Never Say Die
The Quest for Immortality
Some investors are going further: PayPal founder Peter Thiel, for example, recently pledged up to $3.5 million to an organization headed by the British longevity guru Aubrey De Grey, a Cambridge-educated Ph.D. who is experimenting with mice to see if the aging process can be reversed by cellular regeneration. That sum is just a part of the millions De Grey has raised from a variety of donors to expand his research into what he calls “strategies for engineered negligible senescence,” or SENS, which are based on the idea that aging as we know it can be “cured” by arresting the destructive metabolic forces that cause it and manipulating genes to renew themselves. De Grey’s work competes, in a way, with that of the Ellison Medical Foundation, financed by Oracle co-founder Larry Ellison. The foundation, which has received about $300 million from Ellison since its startup, funds basic biomedical research into aging with an eye toward treating age-related diseases, though it adamantly distances itself from the notion that aging can be cured. For his part, Kurzweil invests heavily in his beliefs, helping finance De Grey’s efforts and the pioneering work of Dr. Robert Freitas, a nanobot researcher at the Institute for Molecular Manufacturing in Palo Alto, California. Kurzweil is also in the longevity business himself, partnering with Terry Grossman, a Denver antiaging doctor, to produce, among other things, a line of supplements sold under the Ray & Terry label.
The longevity field is splintered between people like De Grey, who think a cure for aging is a realistic goal, and those like the researchers at Ellison, who argue that medical science will indeed be able to extend life, but not eternally. (Since 1970, the average U.S. life span has crept up by four years, to 77.9, not the kind of increment that the immortalists have in mind.) “We’re all going to croak,” says Richard Sprott, the Ellison Medical Foundation’s director, who expects that humans may eventually live as much as 30 years longer, but only in the distant future.

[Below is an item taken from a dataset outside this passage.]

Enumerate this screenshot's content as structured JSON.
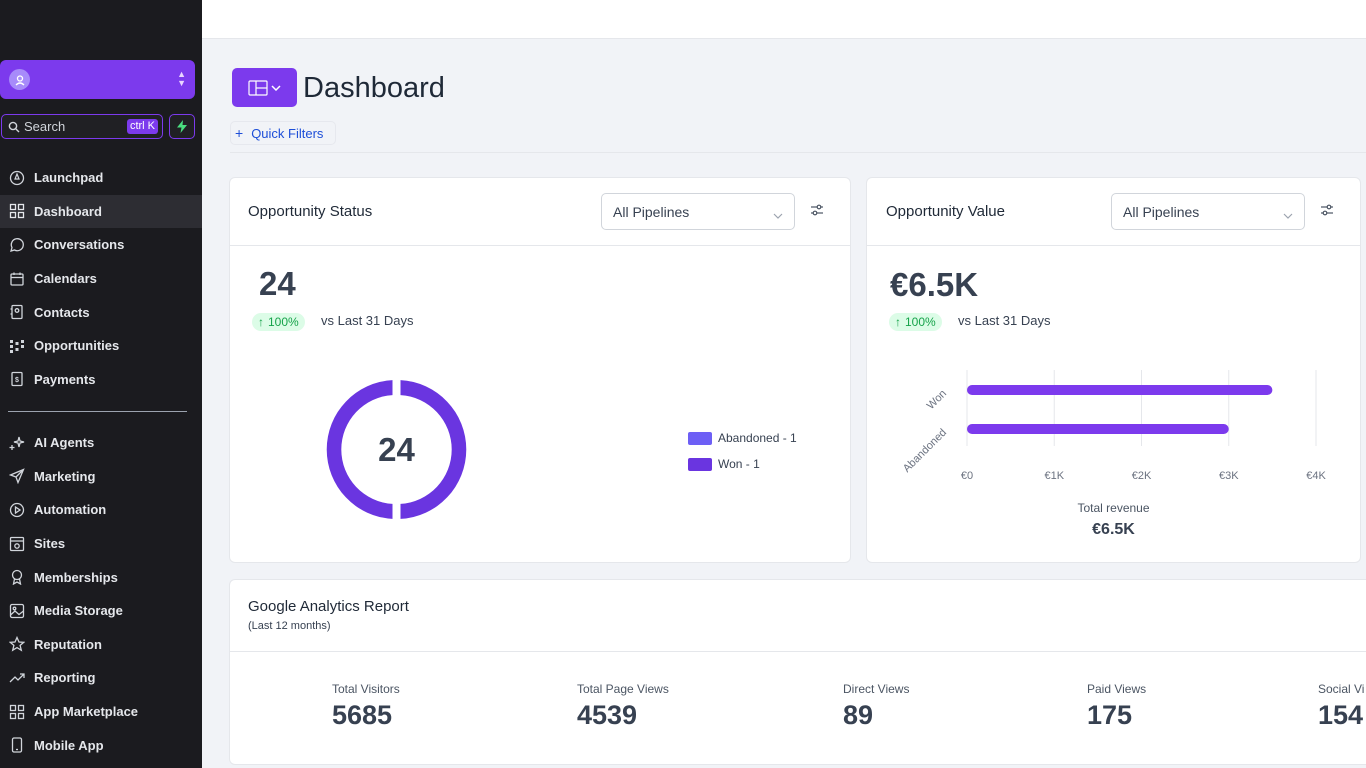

As for the rest of it, including cryonics, Sprott says, “I don’t know how anybody takes some of this stuff seriously.”
Such skepticism explains why Peter Thiel, now head of Clarium Capital Management, a $2.7 billion hedge fund, has raised some eyebrows with his very public funding of De Grey’s immortality work. After announcing his investment in 2006, he discussed it further at the annual Singularity Institute for Artificial Intelligence conference—in front of hundreds of the nation’s digerati. (Tech bloggers later went after Thiel, dismissing Aubrey De Grey as a crackpot.) In Thiel’s view, “Aubrey is the rare combination of a first-rate scientist with an out-of-the-box thinker. In just the past five years, the notion of radical life extension has moved from the fringes to the mainstream, and he’s been one of the central figures in bringing about that shift. Every myth on this planet tells people that the purpose of life is death. It’s time for us to move beyond mythology and try to find a real cure for this universal disease.”
Neutral observers suggest that the interest in longevity or immortality research among many high-powered business executives is stoked by the same fire, optimism, and ego that made them successful in the first place. “Many of them are masters of the universe in terms of creating great funds and profit, and they think any problem is solvable,” says Ari Kiev, a psychiatrist who has worked with Steve Cohen, founder of SAC Capital Advisors, the Stamford, Connecticut, hedge fund. “That they would get involved in this is not so far removed from their ability to create outsize dreams and go for it. It has to do with risk taking, dealing with the unknown.”
It's hardly surprising, however, that some investors on the fringe of longevity research don’t want to talk about their involvement. The science can easily turn into spectacle. Recall the lurid estate fight, back in 2002 and 2003, over the body of baseball great Ted Williams, whose written wishes were to take a swing at immortality by surrendering his remains to the Alcor Life Extension Foundation in Scottsdale, Arizona. The Associated Press filed this report: “Ted Williams was decapitated by surgeons at the cryonics company where his body is suspended in liquid nitrogen, and several samples of his DNA are missing.... The head is stored in a can filled with liquid nitrogen.... Williams’ body stands upright in a 9-foot-tall cylindrical steel tank, also filled with liquid nitrogen.”